How Credit Card Companies Rig the Game to Skim 1-3% Off the Consumer Economy

- startups

There are two types of credit cards:

  1. Low fee, low points cards (0% to 1.5%)
  2. High fee, high points cards (1.5% to 3.5%)

Credit card companies like Visa and Mastercard each offer BOTH low fee cards and high fee cards. And they require that merchants accept the high fee cards if they accept the low fee cards.

The card companies also prohibit discounts for lower fee cards via their contract agreements.

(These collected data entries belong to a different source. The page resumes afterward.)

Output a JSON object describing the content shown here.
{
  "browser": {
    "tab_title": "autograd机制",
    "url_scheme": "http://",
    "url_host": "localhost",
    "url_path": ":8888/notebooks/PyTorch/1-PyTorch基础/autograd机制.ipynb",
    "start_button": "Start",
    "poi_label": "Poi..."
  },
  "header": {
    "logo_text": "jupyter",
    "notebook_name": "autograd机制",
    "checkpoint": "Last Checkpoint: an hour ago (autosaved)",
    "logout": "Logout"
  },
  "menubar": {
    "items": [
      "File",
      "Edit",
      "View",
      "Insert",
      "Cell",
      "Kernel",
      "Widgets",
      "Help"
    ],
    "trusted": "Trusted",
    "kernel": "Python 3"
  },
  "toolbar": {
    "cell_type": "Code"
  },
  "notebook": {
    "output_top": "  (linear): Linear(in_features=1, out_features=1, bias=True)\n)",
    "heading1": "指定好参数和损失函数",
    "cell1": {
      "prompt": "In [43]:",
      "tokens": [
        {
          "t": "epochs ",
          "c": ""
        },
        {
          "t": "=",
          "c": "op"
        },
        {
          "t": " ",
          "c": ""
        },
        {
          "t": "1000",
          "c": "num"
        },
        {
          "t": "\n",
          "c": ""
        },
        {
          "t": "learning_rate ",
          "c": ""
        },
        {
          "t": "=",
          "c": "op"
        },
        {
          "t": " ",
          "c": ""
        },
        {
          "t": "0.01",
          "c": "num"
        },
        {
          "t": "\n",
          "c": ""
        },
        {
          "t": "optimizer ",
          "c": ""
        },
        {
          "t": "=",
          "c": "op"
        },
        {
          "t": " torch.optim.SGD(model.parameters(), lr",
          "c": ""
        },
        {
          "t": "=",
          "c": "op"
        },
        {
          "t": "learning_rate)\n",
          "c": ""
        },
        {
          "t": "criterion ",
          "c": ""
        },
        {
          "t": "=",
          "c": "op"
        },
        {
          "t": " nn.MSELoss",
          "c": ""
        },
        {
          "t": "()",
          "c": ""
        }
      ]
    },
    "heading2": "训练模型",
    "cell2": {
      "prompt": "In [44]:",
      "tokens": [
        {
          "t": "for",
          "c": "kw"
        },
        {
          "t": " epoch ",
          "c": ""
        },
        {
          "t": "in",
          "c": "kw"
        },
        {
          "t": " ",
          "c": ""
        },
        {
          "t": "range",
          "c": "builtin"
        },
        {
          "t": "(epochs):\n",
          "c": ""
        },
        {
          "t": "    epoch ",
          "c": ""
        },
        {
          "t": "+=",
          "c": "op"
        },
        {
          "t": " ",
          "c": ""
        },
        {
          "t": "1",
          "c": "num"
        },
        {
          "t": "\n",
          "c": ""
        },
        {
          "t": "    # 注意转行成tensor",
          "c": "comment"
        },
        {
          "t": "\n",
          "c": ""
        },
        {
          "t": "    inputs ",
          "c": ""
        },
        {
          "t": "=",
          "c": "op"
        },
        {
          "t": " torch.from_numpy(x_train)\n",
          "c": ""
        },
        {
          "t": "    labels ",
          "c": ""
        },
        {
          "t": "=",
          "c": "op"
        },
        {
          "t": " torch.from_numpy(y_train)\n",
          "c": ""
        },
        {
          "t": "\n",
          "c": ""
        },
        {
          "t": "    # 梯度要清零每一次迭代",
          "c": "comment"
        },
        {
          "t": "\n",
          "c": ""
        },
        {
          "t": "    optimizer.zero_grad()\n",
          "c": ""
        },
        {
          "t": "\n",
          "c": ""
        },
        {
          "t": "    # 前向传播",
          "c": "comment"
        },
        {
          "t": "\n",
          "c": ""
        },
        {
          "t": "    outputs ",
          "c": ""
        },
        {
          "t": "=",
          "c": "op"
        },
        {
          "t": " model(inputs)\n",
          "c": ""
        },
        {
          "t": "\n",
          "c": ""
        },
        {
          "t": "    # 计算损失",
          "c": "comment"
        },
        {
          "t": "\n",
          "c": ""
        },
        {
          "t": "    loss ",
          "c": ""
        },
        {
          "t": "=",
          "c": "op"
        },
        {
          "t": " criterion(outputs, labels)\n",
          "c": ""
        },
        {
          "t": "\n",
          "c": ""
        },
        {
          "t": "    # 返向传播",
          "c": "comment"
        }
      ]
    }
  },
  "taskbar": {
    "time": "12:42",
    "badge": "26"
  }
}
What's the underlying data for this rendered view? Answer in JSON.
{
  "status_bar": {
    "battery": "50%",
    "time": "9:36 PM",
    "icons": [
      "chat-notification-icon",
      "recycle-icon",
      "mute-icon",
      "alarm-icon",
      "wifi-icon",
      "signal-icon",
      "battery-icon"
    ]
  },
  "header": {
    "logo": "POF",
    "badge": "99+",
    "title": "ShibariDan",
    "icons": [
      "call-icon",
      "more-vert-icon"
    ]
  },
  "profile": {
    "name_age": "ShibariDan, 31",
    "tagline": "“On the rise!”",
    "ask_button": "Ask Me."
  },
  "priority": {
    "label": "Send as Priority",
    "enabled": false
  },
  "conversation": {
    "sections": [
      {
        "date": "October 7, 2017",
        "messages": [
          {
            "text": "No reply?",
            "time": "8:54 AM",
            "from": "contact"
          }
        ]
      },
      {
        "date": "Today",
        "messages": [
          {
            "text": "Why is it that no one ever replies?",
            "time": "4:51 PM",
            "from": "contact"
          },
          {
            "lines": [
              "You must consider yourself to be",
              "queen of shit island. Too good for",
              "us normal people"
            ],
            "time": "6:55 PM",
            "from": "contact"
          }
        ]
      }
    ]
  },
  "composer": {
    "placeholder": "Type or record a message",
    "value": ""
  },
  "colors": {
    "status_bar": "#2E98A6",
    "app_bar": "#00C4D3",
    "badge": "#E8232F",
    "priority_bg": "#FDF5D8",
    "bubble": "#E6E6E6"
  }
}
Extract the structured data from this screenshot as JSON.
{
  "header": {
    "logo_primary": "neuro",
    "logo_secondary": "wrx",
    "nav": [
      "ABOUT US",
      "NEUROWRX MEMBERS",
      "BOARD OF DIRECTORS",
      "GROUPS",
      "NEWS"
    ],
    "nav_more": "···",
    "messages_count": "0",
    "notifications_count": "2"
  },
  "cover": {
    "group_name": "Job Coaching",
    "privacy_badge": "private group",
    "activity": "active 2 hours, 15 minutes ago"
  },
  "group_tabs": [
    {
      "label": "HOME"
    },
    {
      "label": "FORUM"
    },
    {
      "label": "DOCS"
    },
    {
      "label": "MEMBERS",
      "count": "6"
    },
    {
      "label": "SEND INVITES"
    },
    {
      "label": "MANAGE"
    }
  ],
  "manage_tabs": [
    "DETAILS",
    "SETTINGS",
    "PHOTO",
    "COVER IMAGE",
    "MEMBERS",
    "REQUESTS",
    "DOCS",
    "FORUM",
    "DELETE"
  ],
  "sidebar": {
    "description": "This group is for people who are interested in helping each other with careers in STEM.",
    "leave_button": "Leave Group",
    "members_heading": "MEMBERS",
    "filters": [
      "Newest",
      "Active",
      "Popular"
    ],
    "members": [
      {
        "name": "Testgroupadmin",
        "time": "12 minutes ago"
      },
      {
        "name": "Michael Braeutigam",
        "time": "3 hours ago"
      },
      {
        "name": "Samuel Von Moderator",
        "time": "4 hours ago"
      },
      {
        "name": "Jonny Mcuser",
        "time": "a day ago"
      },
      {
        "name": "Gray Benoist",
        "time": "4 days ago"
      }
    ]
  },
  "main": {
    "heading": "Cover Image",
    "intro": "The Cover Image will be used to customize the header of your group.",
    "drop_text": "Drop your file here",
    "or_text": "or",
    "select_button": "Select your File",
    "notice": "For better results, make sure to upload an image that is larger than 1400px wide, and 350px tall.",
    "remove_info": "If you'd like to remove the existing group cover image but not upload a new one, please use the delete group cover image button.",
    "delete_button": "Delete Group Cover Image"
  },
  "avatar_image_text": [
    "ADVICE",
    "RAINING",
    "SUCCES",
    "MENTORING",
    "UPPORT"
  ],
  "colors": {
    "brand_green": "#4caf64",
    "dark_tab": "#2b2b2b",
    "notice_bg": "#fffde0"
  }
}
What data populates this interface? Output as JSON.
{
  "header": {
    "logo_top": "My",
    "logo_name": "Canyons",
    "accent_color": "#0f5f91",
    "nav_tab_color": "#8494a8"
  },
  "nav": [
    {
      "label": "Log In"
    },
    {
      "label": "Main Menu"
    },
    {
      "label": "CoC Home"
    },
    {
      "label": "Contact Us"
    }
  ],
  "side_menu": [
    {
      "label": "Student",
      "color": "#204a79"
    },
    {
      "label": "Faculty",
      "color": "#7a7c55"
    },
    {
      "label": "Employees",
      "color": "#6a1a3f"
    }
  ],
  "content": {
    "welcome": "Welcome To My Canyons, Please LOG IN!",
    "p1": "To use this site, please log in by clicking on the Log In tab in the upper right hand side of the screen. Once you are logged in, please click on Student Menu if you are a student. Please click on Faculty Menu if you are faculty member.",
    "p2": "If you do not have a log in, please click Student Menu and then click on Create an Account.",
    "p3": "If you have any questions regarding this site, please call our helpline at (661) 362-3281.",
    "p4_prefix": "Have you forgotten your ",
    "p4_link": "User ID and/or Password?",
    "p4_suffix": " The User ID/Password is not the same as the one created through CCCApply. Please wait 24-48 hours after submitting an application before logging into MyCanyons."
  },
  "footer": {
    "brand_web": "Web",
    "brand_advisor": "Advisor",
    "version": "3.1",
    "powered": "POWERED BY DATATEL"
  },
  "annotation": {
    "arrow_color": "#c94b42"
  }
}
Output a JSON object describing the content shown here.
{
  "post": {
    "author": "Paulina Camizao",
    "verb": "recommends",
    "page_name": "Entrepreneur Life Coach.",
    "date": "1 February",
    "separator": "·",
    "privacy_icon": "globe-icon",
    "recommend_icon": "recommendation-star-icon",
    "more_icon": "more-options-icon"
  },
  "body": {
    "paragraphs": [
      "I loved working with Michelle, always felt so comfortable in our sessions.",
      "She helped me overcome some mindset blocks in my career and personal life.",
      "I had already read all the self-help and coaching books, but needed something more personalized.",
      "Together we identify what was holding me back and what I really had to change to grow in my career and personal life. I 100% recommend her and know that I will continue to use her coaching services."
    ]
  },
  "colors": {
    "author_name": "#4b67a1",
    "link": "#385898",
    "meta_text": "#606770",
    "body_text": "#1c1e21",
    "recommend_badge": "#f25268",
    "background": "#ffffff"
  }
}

In addition, the companies lobbied states to make card surcharges illegal and were successful in several of them: California, Colorado, Connecticut, Florida, Kansas, Maine, Massachusetts, New York, Oklahoma, Maine and Texas.

Thus, merchants have no choice but to take on higher fees with all transactions involving high fee cards.

Consumers are losing money when they choose low fee, low points cards.

As a result, most of them choose the high fee, high points cards.

And while they can get a lot of benefits from the points, they always lose more money via the price increases that result from the interchange fees.

With all of these pieces in place, the credit card companies have constructed an ironclad system that ensures as high fees for them as possible.

And the only way to escape from the system that incentivizes higher and higher fees is for merchants to start offering discounts on lower fee cards and cash.

But the low competition due to the card oligopoly, plus state regulations, makes this almost impossible to do.

Checkmate merchants and consumers. Everything you purchase is now 1-3% more expensive than it needs to be.